2. No need to worry about finding the right brands or tampons in underdeveloped countries or even in developed countries.
3. No contribution to the environment (for all of you that are avoiding using plastic items…)
4. Saves money for traveling!
A lot of women ask how to clean it and deal with it in a public setting.
First, you can leave it in (recommended) no longer than 12 hours.

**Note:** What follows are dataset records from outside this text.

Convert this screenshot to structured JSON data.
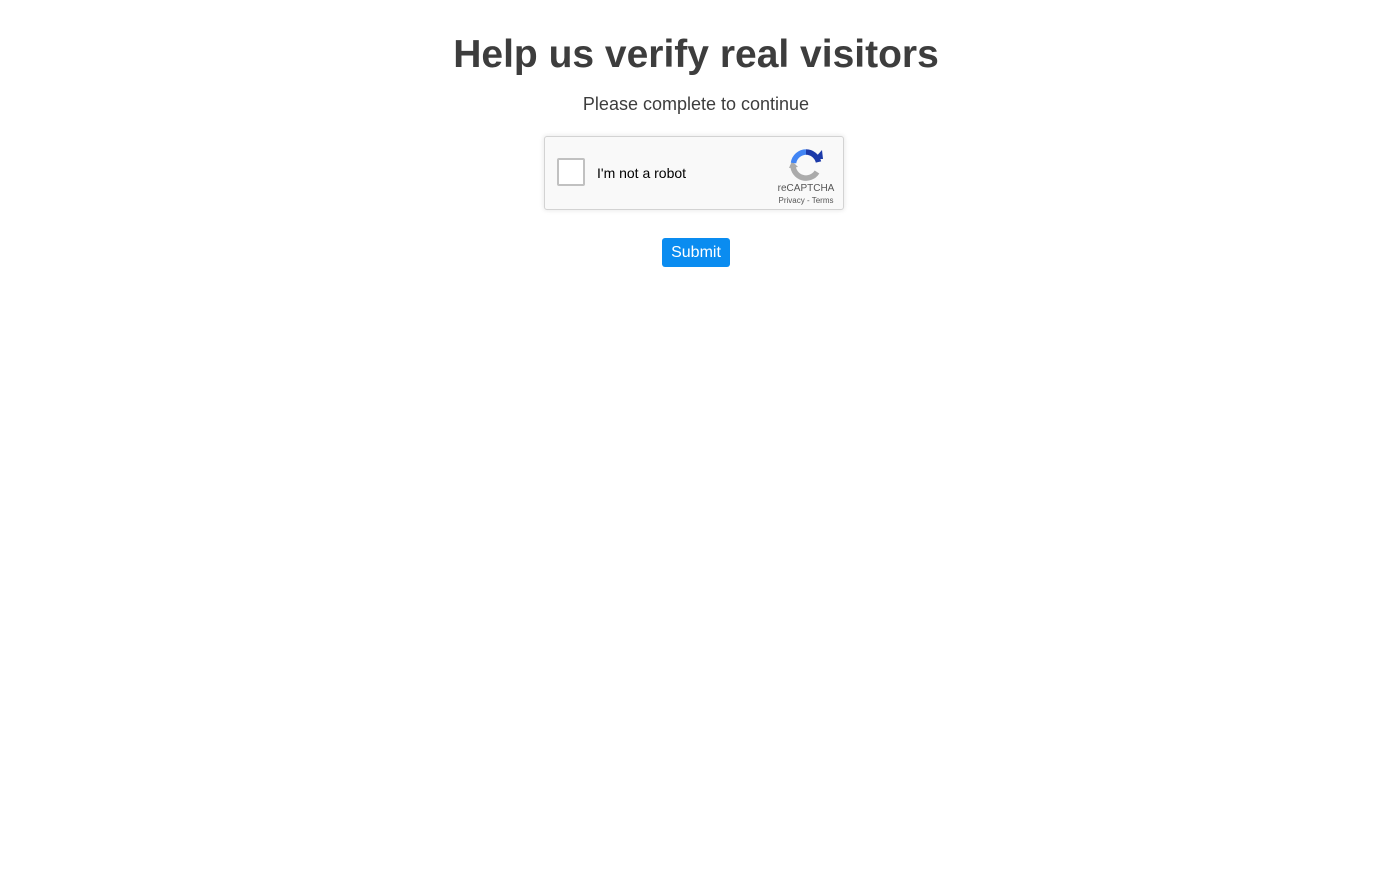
{
  "page": {
    "title": "Help us verify real visitors",
    "subtitle": "Please complete to continue"
  },
  "recaptcha": {
    "checkbox_label": "I'm not a robot",
    "checked": false,
    "brand": "reCAPTCHA",
    "privacy_link": "Privacy",
    "link_separator": " - ",
    "terms_link": "Terms",
    "icon": "recaptcha-logo-icon"
  },
  "form": {
    "submit_label": "Submit"
  },
  "colors": {
    "text": "#3d3d3d",
    "submit_button": "#0a8cf0",
    "recaptcha_blue": "#1c3aa9",
    "recaptcha_lightblue": "#4285f4",
    "recaptcha_gray": "#ababab"
  }
}
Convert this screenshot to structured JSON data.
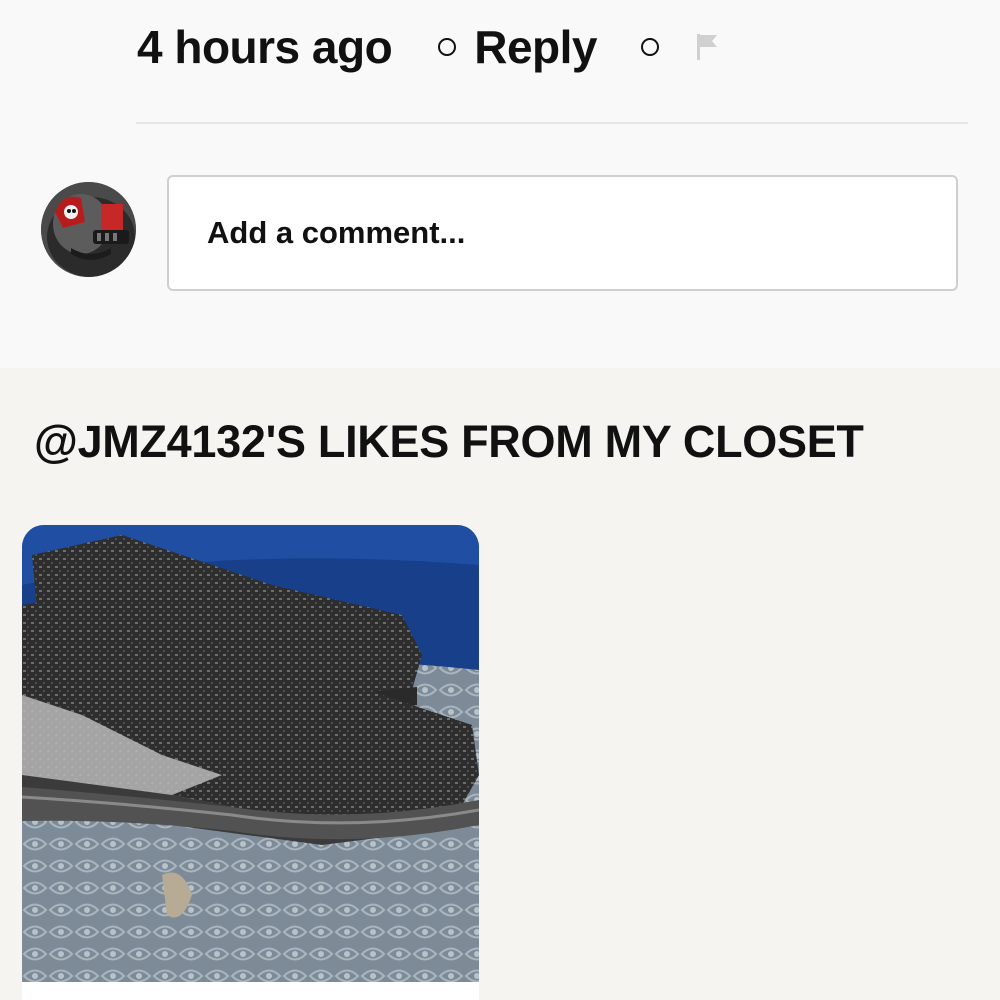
{
  "comment_meta": {
    "time_ago": "4 hours ago",
    "reply_label": "Reply",
    "icons": [
      "separator-dot",
      "separator-dot",
      "flag-icon"
    ]
  },
  "add_comment": {
    "placeholder": "Add a comment..."
  },
  "likes": {
    "heading": "@JMZ4132'S LIKES FROM MY CLOSET",
    "items": [
      {
        "image": "black knit sneaker listing photo"
      }
    ]
  },
  "colors": {
    "page_bg": "#f9f9f9",
    "section_bg": "#f5f4f1",
    "text": "#111111",
    "border": "#cfcfcf",
    "flag": "#d0d0d0"
  }
}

By this point, you will be back in your own hotel room or a private setting.
You can even sleep with it in, which is so helpful.
For cycling, it is ideal because you want limited to no chaffing and with a pad or tampon there will always be something rubbing.
There are also a lot of health posts and videos out there on cleaning and mantaining, but what I do while traveling is boil some water or ask for boiled water from the hostel and stick it in it (in a mug) before and after my cycle.
During my cycle, every time I take it out, I dump the contents in the toilet (remember to flush) and clean it with hot water and a gentle soap like Dove (no overly fragrant soaps and/or those that are not so nice to skin in general).
For wild camping or camping with no running water, I find a private space or outhouse, dump the contents out and rinse with some fresh water from my bottle. It isnt a thorough clean, but good enough until the next time.
Don’t be embarrassed! We are all women and everyone knows what women go through. Now, I’m not saying wave your cup around the hostel (though if you are that comfortable, go you!), but own who you are!
I can’t recommend the cup enough- it definitely has saved me time, money, and worry- all things I can then move towards travel!